Notes from Malta

Here is a partial list of countries / civilizations that have conquered or tried to conquer the islands we now call Malta: Arabs, Phoenicians, Carthagenians, Vandals, Ostrogoths, Byzantiens, Normans, Swabians, Hohenstaufens, Angevins, Aragonians, Turks, Knights of St John, French, British. Some of these I had to look up. Have I ever been taught about the Swabians or the Hahenstaufens? The crown of Aragon I thought was a fictitious kingdom invented for the Lord of the Rings/ Renaissance Faire crowd.

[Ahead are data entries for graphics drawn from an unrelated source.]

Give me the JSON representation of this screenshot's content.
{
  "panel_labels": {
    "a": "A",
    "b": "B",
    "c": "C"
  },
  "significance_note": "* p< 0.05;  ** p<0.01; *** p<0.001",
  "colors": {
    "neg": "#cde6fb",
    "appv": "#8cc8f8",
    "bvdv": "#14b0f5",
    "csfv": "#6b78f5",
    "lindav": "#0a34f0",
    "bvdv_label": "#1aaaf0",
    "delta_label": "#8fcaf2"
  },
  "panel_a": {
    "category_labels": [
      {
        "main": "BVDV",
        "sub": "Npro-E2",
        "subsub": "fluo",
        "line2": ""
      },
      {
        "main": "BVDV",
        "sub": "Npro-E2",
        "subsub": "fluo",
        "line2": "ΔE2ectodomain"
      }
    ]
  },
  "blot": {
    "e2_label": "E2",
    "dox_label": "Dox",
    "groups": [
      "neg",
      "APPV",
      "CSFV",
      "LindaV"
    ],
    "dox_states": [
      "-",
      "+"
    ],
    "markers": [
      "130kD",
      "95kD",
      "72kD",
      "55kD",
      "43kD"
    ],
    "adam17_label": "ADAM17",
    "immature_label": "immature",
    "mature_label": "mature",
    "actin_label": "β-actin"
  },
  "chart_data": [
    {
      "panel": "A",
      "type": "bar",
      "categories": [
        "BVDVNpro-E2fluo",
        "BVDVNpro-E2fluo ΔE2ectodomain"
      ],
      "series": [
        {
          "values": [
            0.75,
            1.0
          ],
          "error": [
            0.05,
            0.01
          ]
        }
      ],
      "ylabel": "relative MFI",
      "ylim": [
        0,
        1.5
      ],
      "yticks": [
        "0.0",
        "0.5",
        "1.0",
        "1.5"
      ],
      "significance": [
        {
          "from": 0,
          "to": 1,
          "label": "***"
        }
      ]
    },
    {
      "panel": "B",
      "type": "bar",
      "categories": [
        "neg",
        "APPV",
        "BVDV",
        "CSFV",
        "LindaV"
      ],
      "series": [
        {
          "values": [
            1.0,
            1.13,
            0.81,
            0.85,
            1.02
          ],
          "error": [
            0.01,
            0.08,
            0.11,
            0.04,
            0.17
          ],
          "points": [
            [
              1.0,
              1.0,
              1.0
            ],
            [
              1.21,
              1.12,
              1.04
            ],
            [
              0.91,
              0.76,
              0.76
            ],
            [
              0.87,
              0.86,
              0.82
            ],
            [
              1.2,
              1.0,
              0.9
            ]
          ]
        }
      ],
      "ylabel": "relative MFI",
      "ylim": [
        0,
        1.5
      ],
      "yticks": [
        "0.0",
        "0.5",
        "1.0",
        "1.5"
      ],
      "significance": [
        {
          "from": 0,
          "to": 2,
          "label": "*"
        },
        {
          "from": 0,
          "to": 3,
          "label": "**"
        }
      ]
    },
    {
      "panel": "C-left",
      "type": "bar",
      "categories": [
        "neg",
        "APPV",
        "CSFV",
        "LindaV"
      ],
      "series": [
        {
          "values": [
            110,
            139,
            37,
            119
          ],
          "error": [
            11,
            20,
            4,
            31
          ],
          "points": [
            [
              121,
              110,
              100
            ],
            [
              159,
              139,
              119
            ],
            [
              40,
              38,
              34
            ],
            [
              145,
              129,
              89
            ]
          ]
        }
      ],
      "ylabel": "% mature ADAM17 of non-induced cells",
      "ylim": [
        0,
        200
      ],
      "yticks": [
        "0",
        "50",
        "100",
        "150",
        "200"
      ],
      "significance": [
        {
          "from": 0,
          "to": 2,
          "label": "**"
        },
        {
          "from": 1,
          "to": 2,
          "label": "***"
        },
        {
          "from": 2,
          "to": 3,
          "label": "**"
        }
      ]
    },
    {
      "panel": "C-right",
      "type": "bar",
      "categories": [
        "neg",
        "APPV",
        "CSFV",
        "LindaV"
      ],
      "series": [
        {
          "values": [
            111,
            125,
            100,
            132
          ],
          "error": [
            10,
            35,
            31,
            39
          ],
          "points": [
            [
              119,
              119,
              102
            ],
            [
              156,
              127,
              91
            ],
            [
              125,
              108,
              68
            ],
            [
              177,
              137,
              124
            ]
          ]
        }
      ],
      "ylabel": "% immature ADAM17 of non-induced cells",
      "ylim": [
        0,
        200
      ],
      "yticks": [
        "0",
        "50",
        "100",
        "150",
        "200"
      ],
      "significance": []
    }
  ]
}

Growing up an American European history of the Middle Ages was never  particularly  interesting to me. Even the popular show Game of Thrones, while visually beautiful, always seemed to me impossible to follow and entirely inconsequential. Now here in Malta, staring up at the limestone bastion separating Fort St Angelo from the Mediterranean Sea, built first by the Arabs in 1091, I find myself entirely overcome with wonder. 1091. I can’t even imagine what life was like for people in 1091. There was no 1091 in America; was there? Indians in teepees perhaps. Do we even know? I don’t.  First constructed in 1091 this jagged knob of land was fortified by each subsequent culture who successfully penetrated the wall, or found another way to conquer these diminutive islands at the center of  conflict in the Mediterranean for hundreds of years. Staring up at the this fort with a Spanish name, edged with fleur de lys, British built barracks, tears slip down my face. Just a few. Just for a minute this mash up of cultures takes my breath away.

“Cry? Why?” My Maltese friend Alex mocks me in his crisp charming Maltese accent when I would later recount my day. “I don’t know exactly,” I told him.

I still don’t know precisely why staring at the face of the grandeur of a world I could barely imagine brought me to tears. I  just know that it was beautiful.